Exponential Finite-Time Consensus of Fractional-Order Multiagent Systems

• Published in: IEEE transactions on systems, man, and cybernetics. Systems Vol. 50; no. 4; pp. 1549 - 1558
• Main Authors: Liu, Huiyang, Cheng, Long, Tan, Min, Hou, Zeng-Guang
• Format: Journal Article
• Language: English
• Published: New York IEEE 01.04.2020; The Institute of Electrical and Electronics Engineers, Inc. (IEEE)

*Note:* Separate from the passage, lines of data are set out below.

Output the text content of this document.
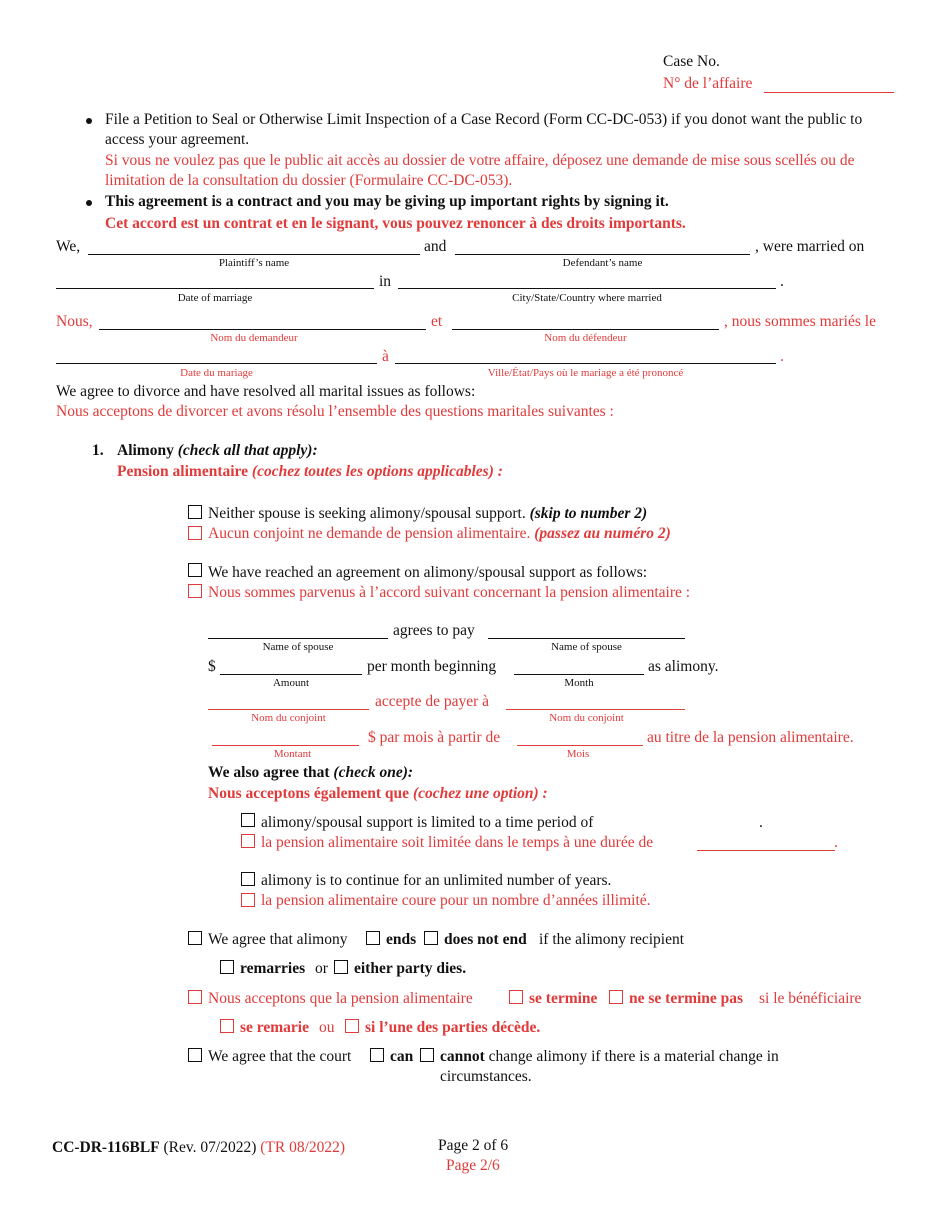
Case No.
N° de l’affaire
File a Petition to Seal or Otherwise Limit Inspection of a Case Record (Form CC-DC-053) if you donot want the public to access your agreement.
Si vous ne voulez pas que le public ait accès au dossier de votre affaire, déposez une demande de mise sous scellés ou de limitation de la consultation du dossier (Formulaire CC-DC-053).
This agreement is a contract and you may be giving up important rights by signing it.
Cet accord est un contrat et en le signant, vous pouvez renoncer à des droits importants.
We,
Plaintiff’s name
and
Defendant’s name
, were married on
Date of marriage
in
City/State/Country where married
.
Nous,
Nom du demandeur
et
Nom du défendeur
, nous sommes mariés le
Date du mariage
à
Ville/État/Pays où le mariage a été prononcé
.
We agree to divorce and have resolved all marital issues as follows:
Nous acceptons de divorcer et avons résolu l’ensemble des questions maritales suivantes :
1. Alimony (check all that apply):
Pension alimentaire (cochez toutes les options applicables) :
Neither spouse is seeking alimony/spousal support. (skip to number 2)
Aucun conjoint ne demande de pension alimentaire. (passez au numéro 2)
We have reached an agreement on alimony/spousal support as follows:
Nous sommes parvenus à l’accord suivant concernant la pension alimentaire :
Name of spouse
agrees to pay
Name of spouse
$
Amount
per month beginning
Month
as alimony.
Nom du conjoint
accepte de payer à
Nom du conjoint
Montant
$ par mois à partir de
Mois
au titre de la pension alimentaire.
We also agree that (check one):
Nous acceptons également que (cochez une option) :
alimony/spousal support is limited to a time period of	.
la pension alimentaire soit limitée dans le temps à une durée de	.
alimony is to continue for an unlimited number of years.
la pension alimentaire coure pour un nombre d’années illimité.
We agree that alimony ends does not end if the alimony recipient
remarries or either party dies.
Nous acceptons que la pension alimentaire	se termine ne se termine pas si le bénéficiaire
se remarie ou si l’une des parties décède.
We agree that the court can cannot change alimony if there is a material change in circumstances.
CC-DR-116BLF (Rev. 07/2022) (TR 08/2022)	Page 2 of 6
Page 2/6
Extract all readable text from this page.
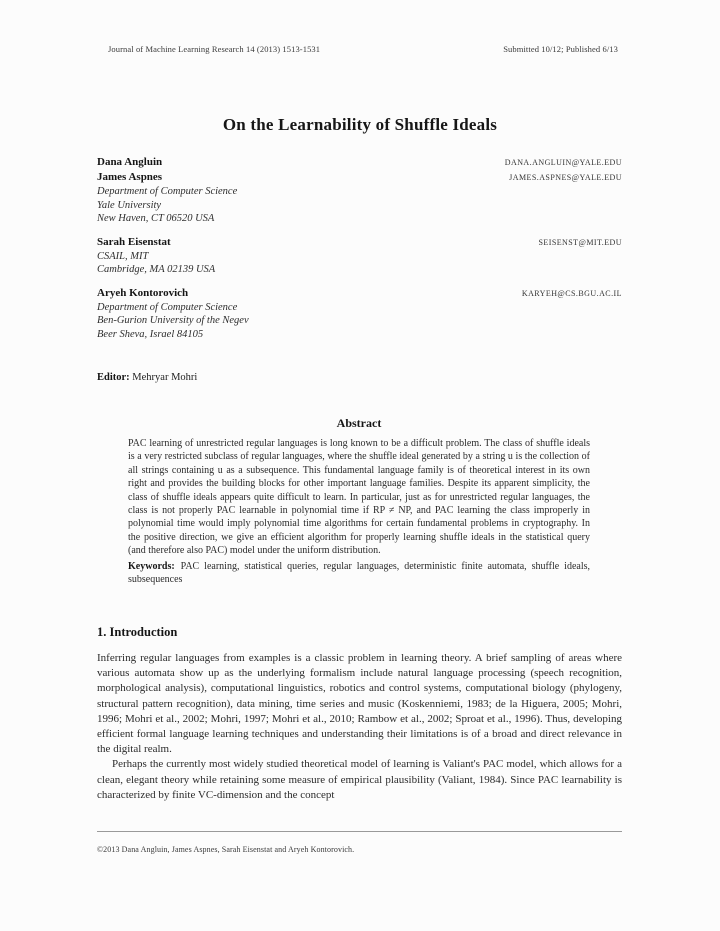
Journal of Machine Learning Research 14 (2013) 1513-1531	Submitted 10/12; Published 6/13
On the Learnability of Shuffle Ideals
Dana Angluin	DANA.ANGLUIN@YALE.EDU
James Aspnes	JAMES.ASPNES@YALE.EDU
Department of Computer Science
Yale University
New Haven, CT 06520 USA
Sarah Eisenstat	SEISENST@MIT.EDU
CSAIL, MIT
Cambridge, MA 02139 USA
Aryeh Kontorovich	KARYEH@CS.BGU.AC.IL
Department of Computer Science
Ben-Gurion University of the Negev
Beer Sheva, Israel 84105
Editor: Mehryar Mohri
Abstract

PAC learning of unrestricted regular languages is long known to be a difficult problem. The class of shuffle ideals is a very restricted subclass of regular languages, where the shuffle ideal generated by a string u is the collection of all strings containing u as a subsequence. This fundamental language family is of theoretical interest in its own right and provides the building blocks for other important language families. Despite its apparent simplicity, the class of shuffle ideals appears quite difficult to learn. In particular, just as for unrestricted regular languages, the class is not properly PAC learnable in polynomial time if RP ≠ NP, and PAC learning the class improperly in polynomial time would imply polynomial time algorithms for certain fundamental problems in cryptography. In the positive direction, we give an efficient algorithm for properly learning shuffle ideals in the statistical query (and therefore also PAC) model under the uniform distribution.

Keywords: PAC learning, statistical queries, regular languages, deterministic finite automata, shuffle ideals, subsequences

1. Introduction

Inferring regular languages from examples is a classic problem in learning theory. A brief sampling of areas where various automata show up as the underlying formalism include natural language processing (speech recognition, morphological analysis), computational linguistics, robotics and control systems, computational biology (phylogeny, structural pattern recognition), data mining, time series and music (Koskenniemi, 1983; de la Higuera, 2005; Mohri, 1996; Mohri et al., 2002; Mohri, 1997; Mohri et al., 2010; Rambow et al., 2002; Sproat et al., 1996). Thus, developing efficient formal language learning techniques and understanding their limitations is of a broad and direct relevance in the digital realm.

Perhaps the currently most widely studied theoretical model of learning is Valiant's PAC model, which allows for a clean, elegant theory while retaining some measure of empirical plausibility (Valiant, 1984). Since PAC learnability is characterized by finite VC-dimension and the concept

©2013 Dana Angluin, James Aspnes, Sarah Eisenstat and Aryeh Kontorovich.
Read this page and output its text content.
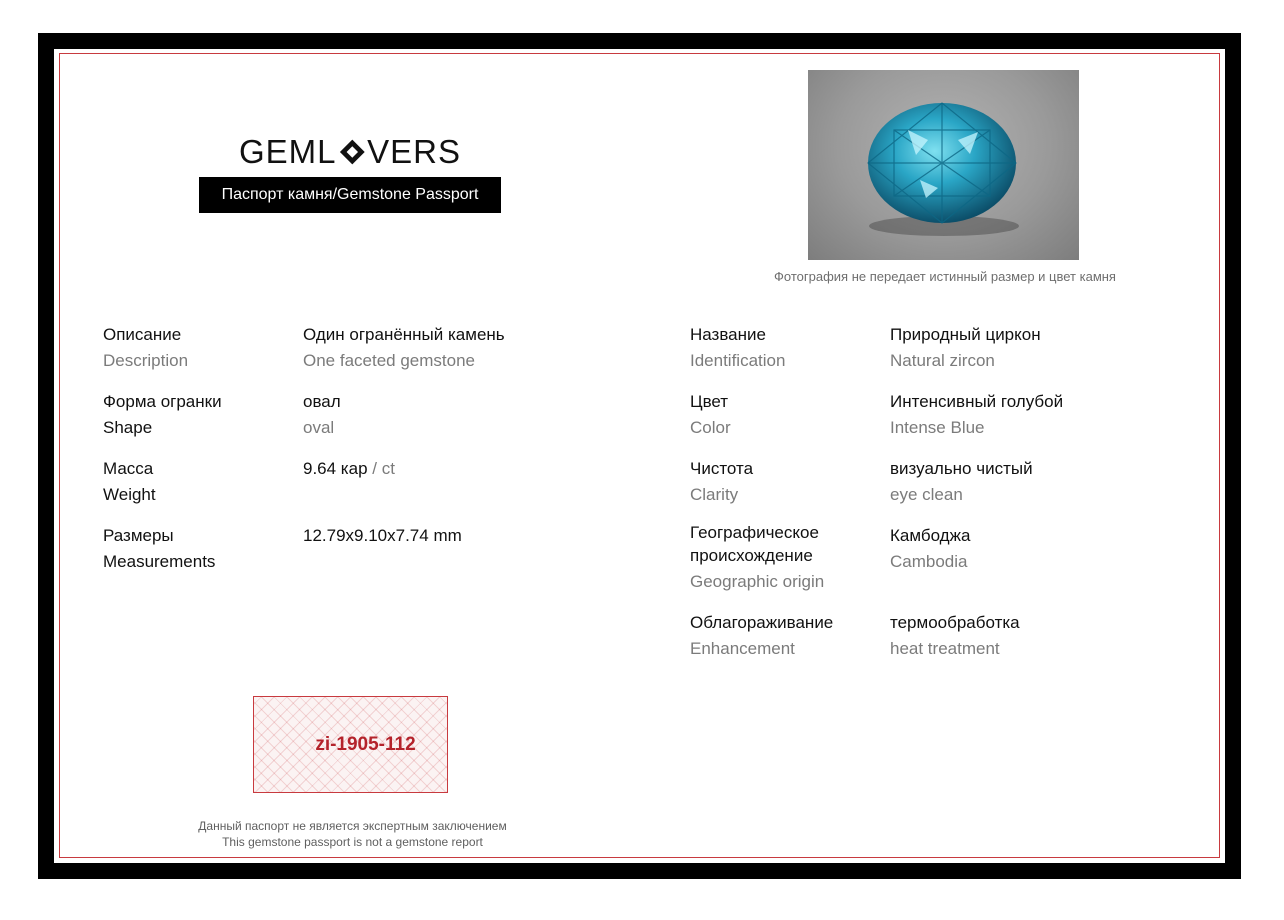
GEML VERS
Паспорт камня/Gemstone Passport
Фотография не передает истинный размер и цвет камня
Описание
Description
Один огранённый камень
One faceted gemstone
Форма огранки
Shape
овал
oval
Масса
Weight
9.64 кар / ct
Размеры
Measurements
12.79x9.10x7.74 mm
Название
Identification
Природный циркон
Natural zircon
Цвет
Color
Интенсивный голубой
Intense Blue
Чистота
Clarity
визуально чистый
eye clean
Географическое
происхождение
Geographic origin
Камбоджа
Cambodia
Облагораживание
Enhancement
термообработка
heat treatment
zi-1905-112
Данный паспорт не является экспертным заключением
This gemstone passport is not a gemstone report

• Subjects: Algorithms; Convergence; Directed network topology; exponential finite-time consensus; fast sliding-mode algorithms; fractional-order dynamics; Graph theory; Heuristic algorithms; Liapunov functions; Lyapunov methods; Manifolds; Multi-agent systems; Multiagent systems; Protocols; Sliding mode control
• ISSN: 2168-2216; 2168-2232
• DOI: 10.1109/TSMC.2018.2816060

The application of the fast sliding-mode control technique on solving consensus problems of fractional-order multiagent systems is investigated. The design and analysis are based on a combination of the distributed coordination theory and the knowledge of fractional-order dynamics. First, a sliding-mode manifold (surface) vector is defined, and then the fractional-order multiagent system is transformed into an integer-order (namely, first-order) multiagent system. Second, based on the fast sliding-mode control technique, a protocol is proposed for the obtained first-order multiagent system. Third, a new Lyapunov function is presented. By suitably estimating the derivative of the Lyapunov function, the reachability of the sliding-mode manifold is derived. It is proved that the exponential finite-time consensus can be achieved if the communication network has a directed spanning tree. Finally, the effectiveness of the proposed algorithms is demonstrated by some examples.